The Committee, chaired by Dr Ashok Jhunjhunwala, met on 15 March 2016 to discuss a report submitted by Prof Om Damani who was entrusted with the task of investigating the whistleblower’s letters. The TAC took note of the following findings confirmed from the whistleblower’s letter. 
  • Technical details about how brokers could get advantage in connecting to the NSE’s servers because the Exchange had no ‘load balancers’ and ‘randomisers’ in its systems architecture.
  • That OPG Securities, a brokerage firm mentioned in the first letter, had, indeed, tried to exploit loopholes and it is ‘plausible’ that OPG and some other brokers were given preferential access to back-up servers. More importantly, that OPG ‘gained materially’ by exploiting the system. In this connection, it further said that while it has studied data and submissions from the NSE, “It is not possible from the data available alone to investigate and determine the extent of collusion of NSE officials with OPG/ others.”
  • The team also found that OPG’s ability to happily exploit the system ended when the system architecture changed. The committee agreed “that OPG Securities was able to exploit the architecture to gain undue and unfair advantage and NSE failed to prevent such manipulative practices by OPG.”
  • The team found that the architecture of NSE with respect to dissemination of Tick-by-Tick (TBT) through TCP/IP was prone to manipulation/abuse. When SEBI requested NSE to investigate this, NSE claimed that their architecture could not be, and has not been, misused. In spite of NSE not providing adequate details on the issue, the available data was examined and the report conclusively shows that OPG consistently logged in to the servers with better hardware specifications. It also finds that information on back-up servers was not transparently communicated to all brokers in 2011-12 and earlier.
  • From the third letter, it was confirmed that the staff of Sampark Infotainment, visited NSE on multiple occasions for laying fibre cables, installation, etc, on behalf of Ways2Wealth and GKN. The whistleblower had contended that Sampark had provided a ‘dark fibre’ link to Ways2wealth, giving better access. Here is what the TAC-commissioned report says, “With regard to the issue of dark fibre, the Committee was of the view that in violation of its own policy on allowing only ISPs, NSE allowed non-ISPs like Sampark, to lay fibre in its premises for various members.”
The report further said that NSE had “violated norms of fair access and allowed some brokers to benefit. Also, when the complaint was made to NSE, its management had dismissed it and did not initiate any steps to check the possibility of any collusion with the staff of NSE.”

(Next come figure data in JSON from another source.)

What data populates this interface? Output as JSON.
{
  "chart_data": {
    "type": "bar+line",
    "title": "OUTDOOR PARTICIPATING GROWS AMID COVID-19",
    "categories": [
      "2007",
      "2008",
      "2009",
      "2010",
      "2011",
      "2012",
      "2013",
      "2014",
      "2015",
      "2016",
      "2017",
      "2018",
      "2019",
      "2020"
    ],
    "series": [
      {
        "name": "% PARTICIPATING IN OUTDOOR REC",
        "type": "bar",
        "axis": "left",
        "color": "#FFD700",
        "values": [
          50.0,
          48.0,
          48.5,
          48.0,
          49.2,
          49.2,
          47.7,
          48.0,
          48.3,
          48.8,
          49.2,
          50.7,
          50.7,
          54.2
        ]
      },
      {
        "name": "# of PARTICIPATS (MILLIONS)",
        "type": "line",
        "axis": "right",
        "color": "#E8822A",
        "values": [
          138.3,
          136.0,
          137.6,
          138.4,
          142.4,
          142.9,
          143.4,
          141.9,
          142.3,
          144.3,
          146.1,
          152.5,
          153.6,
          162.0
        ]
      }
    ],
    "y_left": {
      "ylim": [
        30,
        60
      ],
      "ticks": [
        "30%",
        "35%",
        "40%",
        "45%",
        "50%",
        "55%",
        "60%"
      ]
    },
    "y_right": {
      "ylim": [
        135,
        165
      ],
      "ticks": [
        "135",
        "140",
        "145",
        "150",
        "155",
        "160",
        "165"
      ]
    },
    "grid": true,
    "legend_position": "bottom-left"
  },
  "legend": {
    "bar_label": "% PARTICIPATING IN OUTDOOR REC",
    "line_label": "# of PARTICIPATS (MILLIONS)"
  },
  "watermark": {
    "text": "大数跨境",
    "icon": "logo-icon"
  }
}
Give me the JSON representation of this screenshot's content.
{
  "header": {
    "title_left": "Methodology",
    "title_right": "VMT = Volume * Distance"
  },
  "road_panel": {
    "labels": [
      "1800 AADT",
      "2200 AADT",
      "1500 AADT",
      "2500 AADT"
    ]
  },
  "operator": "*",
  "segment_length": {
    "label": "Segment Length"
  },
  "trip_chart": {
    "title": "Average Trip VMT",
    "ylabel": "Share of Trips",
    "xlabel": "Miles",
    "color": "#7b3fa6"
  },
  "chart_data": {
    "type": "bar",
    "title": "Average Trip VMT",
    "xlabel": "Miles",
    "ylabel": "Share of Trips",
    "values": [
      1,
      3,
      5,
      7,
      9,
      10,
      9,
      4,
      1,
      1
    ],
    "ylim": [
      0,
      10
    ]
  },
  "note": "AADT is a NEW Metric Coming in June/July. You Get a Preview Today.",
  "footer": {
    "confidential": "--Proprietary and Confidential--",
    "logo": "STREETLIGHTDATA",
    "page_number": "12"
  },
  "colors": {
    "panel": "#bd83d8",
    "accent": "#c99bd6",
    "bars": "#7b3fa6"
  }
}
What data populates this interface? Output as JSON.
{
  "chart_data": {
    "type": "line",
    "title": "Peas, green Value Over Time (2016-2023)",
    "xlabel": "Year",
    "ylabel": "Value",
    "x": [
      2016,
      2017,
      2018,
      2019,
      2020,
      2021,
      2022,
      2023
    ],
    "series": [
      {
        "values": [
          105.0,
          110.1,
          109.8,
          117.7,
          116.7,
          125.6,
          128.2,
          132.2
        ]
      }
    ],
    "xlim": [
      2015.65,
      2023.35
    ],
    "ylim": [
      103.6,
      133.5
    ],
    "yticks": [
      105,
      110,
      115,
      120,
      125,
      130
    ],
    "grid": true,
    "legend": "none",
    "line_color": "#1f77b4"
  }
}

TAC did not stop at merely accepting the report.  It says, “SEBI may initiate immediate action for lapses on the part of NSE and exploitations made by OPG under the guidance of the Committee,” and that SEBI should constitute a team of people with appropriate background to “investigate the collusion aspect between NSE officials and OPG.”
Anil Kumar
5 years ago
Great work Moneylife / Sucheta Ma'am. You have persistently highlighted this. Finally it has led to action. Seems unbelievable how NSE almost got away with this!
R Balakrishnan
5 years ago
Asking NSE to 'appoint' a third party auditor is as effective as Company boards appointing "independent' directors. SEBI should have give the task to a separate firm. And ordered a forensic audit. Surely, all is not well at NSE and SEBI seems to be soft pedalling
Shrikant Dattatraya Sahasrabuddhe
5 years ago
Continue your good work.All the Best.